# Salt



## ntvtxn (Jul 19, 2012)

I've got a question for anyone with the knowledge. I have an opportunity to buy about 10 lbs of kosher salt at 0.89/lbs. My question is, is buying kosher salt worth it, instead of buying iodized salt? I use kosher to make my bacon and I know you can use it in cooking, I'm just not sure if I should worry having kosher salt around. Thanks for any information given


----------



## IlliniWarrior (Nov 30, 2010)

wow $.89/lb is kind of expensive for the larger amount .... a 4lb box off the grocery shelf is a little over $2 ....


----------



## ntvtxn (Jul 19, 2012)

Don't know where my head is.
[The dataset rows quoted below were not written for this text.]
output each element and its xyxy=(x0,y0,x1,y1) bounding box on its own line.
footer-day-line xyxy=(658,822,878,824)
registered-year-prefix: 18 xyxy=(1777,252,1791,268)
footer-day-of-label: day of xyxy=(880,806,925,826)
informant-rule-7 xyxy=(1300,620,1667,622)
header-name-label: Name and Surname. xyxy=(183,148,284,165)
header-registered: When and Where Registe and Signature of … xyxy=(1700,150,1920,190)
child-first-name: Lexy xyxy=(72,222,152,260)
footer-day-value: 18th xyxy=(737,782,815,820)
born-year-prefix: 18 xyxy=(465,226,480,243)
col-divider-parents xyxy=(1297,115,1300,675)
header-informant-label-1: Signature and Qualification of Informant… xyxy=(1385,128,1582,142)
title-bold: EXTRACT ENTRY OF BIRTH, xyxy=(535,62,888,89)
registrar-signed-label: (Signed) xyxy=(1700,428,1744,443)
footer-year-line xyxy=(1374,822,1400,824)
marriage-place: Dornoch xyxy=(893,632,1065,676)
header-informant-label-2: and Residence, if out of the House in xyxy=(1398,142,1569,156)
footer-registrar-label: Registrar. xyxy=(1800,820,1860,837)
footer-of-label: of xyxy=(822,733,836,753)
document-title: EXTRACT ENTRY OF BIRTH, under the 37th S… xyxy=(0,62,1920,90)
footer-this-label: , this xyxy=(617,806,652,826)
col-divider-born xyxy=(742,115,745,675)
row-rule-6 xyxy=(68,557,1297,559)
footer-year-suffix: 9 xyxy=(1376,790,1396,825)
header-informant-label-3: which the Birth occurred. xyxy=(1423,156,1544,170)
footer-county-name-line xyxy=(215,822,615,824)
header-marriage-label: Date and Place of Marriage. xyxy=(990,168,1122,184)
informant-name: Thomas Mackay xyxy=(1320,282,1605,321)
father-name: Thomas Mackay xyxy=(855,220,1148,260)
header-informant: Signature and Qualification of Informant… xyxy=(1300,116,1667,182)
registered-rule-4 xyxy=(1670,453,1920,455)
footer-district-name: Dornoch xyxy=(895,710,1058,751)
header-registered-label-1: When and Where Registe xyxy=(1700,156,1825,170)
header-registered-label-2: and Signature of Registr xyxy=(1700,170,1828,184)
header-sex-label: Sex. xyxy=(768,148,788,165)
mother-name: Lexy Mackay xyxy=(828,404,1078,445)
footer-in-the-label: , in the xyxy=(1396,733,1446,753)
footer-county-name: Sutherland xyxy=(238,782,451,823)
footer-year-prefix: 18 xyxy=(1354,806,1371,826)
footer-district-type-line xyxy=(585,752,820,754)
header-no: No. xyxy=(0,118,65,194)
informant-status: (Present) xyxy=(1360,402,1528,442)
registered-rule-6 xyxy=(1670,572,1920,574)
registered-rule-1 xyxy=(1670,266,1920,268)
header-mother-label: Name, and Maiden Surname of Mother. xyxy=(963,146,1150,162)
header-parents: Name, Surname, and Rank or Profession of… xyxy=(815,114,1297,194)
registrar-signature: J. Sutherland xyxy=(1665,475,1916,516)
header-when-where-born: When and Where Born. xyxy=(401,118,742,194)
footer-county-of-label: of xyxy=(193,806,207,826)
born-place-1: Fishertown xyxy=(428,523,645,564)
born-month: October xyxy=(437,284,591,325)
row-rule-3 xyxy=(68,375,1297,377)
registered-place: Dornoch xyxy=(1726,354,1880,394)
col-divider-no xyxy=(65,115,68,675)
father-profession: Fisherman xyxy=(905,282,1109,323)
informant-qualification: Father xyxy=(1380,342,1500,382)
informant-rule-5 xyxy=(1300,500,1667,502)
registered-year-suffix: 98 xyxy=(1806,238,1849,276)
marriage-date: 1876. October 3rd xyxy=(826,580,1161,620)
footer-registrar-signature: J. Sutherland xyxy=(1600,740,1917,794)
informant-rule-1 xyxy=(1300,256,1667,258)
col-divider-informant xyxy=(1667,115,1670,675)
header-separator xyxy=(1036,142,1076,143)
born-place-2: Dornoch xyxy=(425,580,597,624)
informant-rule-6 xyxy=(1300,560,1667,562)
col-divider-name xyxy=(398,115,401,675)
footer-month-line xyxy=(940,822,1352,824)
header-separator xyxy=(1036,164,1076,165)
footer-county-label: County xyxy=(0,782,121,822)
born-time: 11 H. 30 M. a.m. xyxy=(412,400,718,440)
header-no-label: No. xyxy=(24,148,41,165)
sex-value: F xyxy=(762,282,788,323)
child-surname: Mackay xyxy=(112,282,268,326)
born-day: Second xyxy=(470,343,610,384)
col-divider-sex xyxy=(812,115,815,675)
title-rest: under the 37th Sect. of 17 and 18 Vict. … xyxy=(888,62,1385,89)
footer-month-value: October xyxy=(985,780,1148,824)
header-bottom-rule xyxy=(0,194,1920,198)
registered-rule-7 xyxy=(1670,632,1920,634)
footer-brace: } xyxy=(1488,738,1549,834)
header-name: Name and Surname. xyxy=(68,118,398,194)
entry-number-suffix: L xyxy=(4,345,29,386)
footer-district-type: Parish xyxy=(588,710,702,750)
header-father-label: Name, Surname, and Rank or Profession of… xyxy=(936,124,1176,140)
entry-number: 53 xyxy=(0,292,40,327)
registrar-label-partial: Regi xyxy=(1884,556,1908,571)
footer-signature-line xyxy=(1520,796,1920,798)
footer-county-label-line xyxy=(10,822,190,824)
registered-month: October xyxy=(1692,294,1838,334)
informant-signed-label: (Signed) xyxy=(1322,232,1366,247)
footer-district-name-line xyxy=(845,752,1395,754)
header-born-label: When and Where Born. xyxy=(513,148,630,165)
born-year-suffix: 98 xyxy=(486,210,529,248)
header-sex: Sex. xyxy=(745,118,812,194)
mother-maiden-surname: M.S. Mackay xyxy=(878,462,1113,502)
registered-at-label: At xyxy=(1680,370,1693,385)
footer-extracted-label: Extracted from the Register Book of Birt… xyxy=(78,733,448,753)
It is the 4 lbs box.


----------



## marlas1too (Feb 28, 2010)

don't know about kosher salt but i do buy 100% solar salt (sea salt) that they use for salting walkways for 4.50 for 25# same as sea salt and i use it in my salt grinders but if you look around i'm sure you can find a better price for kosher salt


----------



## The_Blob (Dec 24, 2008)

http://davidgrotto.wordpress.com/2011/03/16/natural-food-sources-of-iodine/

If 1/4 tsp (1500mg) seems excessive, don't worry, it's not. In fact, a LOW SALT diet is designed to still provide 2500mg of the stuff.


----------